- Date: 11–17 July
- Edition: 1st
- Surface: Hard (indoor)
- Location: Rome, Georgia, United States

Champions

Singles
- Wu Yibing

Doubles
- Enzo Couacaud / Andrew Harris
| Georgia's Rome Challenger |

= 2022 Georgia's Rome Challenger =

The 2022 Georgia's Rome Challenger was a professional tennis tournament played on indoor hard courts. It was the first edition of the tournament which was part of the 2022 ATP Challenger Tour. It took place in Rome, Georgia, United States between July 11 and July 17, 2022.
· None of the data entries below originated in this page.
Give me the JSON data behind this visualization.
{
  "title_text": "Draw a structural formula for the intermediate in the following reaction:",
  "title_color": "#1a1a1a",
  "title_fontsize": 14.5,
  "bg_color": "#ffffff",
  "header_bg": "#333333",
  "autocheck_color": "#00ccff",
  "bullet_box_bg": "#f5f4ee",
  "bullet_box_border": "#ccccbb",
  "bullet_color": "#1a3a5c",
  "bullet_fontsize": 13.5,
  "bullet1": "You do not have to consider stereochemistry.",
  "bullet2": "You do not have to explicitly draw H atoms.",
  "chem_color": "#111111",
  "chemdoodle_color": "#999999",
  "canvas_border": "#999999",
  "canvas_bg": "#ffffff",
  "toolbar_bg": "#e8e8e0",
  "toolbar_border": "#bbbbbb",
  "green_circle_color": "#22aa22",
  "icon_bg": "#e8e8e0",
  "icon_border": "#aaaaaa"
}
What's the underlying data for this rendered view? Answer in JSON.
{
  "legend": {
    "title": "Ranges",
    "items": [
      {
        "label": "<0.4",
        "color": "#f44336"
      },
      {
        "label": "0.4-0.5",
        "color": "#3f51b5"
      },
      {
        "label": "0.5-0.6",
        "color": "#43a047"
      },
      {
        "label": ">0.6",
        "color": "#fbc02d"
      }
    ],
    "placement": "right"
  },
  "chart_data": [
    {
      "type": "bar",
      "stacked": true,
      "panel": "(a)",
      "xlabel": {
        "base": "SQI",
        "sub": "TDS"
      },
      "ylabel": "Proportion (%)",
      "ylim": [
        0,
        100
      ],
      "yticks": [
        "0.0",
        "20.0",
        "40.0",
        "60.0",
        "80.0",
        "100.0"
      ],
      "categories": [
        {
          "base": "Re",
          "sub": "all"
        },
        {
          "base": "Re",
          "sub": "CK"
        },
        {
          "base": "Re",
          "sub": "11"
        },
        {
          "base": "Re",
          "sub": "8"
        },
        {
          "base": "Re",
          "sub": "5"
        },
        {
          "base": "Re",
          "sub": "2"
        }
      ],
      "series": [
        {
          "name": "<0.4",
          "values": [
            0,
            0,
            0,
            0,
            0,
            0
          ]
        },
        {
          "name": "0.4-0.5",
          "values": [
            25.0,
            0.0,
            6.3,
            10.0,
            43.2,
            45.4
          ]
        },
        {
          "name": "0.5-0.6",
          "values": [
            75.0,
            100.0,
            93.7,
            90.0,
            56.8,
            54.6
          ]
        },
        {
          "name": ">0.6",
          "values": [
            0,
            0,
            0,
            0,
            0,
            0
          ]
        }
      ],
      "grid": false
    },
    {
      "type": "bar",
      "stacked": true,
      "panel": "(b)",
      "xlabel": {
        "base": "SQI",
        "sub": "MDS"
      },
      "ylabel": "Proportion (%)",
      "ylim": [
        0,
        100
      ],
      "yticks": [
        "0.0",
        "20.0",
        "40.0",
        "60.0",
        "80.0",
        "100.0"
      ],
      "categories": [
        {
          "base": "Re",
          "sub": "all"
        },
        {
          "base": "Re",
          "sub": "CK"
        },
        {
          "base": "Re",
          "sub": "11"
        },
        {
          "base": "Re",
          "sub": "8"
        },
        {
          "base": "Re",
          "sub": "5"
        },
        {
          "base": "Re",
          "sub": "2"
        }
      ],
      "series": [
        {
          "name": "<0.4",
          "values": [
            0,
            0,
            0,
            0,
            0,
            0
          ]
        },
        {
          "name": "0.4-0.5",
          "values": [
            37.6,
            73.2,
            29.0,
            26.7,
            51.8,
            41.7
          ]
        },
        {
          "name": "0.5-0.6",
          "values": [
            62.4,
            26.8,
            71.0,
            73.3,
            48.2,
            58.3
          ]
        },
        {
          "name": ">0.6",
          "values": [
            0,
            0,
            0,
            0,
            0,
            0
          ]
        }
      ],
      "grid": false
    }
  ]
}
==Singles main draw entrants==
===Seeds===

| Country | Player | Rank^{1} | Seed |
|---|---|---|---|
| JPN | Yoshihito Nishioka | 101 | 1 |
| USA | J. J. Wolf | 116 | 2 |
| ECU | Emilio Gómez | 151 | 3 |
| ARG | Juan Pablo Ficovich | 163 | 4 |
| CRO | Borna Gojo | 174 | 5 |
| USA | Michael Mmoh | 177 | 6 |
| USA | Bjorn Fratangelo | 196 | 7 |
| FRA | Enzo Couacaud | 206 | 8 |

- ^{1} Rankings as of June 27, 2022.

===Other entrants===
The following players received wildcards into the singles main draw:
- USA Michael Mmoh
- USA Govind Nanda
- USA Sam Riffice

The following player received entry into the singles main draw as a special exempt:
- ARG Juan Pablo Ficovich

The following players received entry into the singles main draw as alternates:
- LIB Hady Habib
- JPN Shintaro Mochizuki

The following players received entry from the qualifying draw:
- USA Strong Kirchheimer
- USA Patrick Kypson
- GRE Michail Pervolarakis
- CHN Shang Juncheng
- USA Ben Shelton
- USA Donald Young

== Champions ==
=== Singles ===

- CHN Wu Yibing def. USA Ben Shelton 7–5, 6–3.

=== Doubles ===

- FRA Enzo Couacaud / AUS Andrew Harris def. PHI Ruben Gonzales / USA Reese Stalder 6–4, 6–2.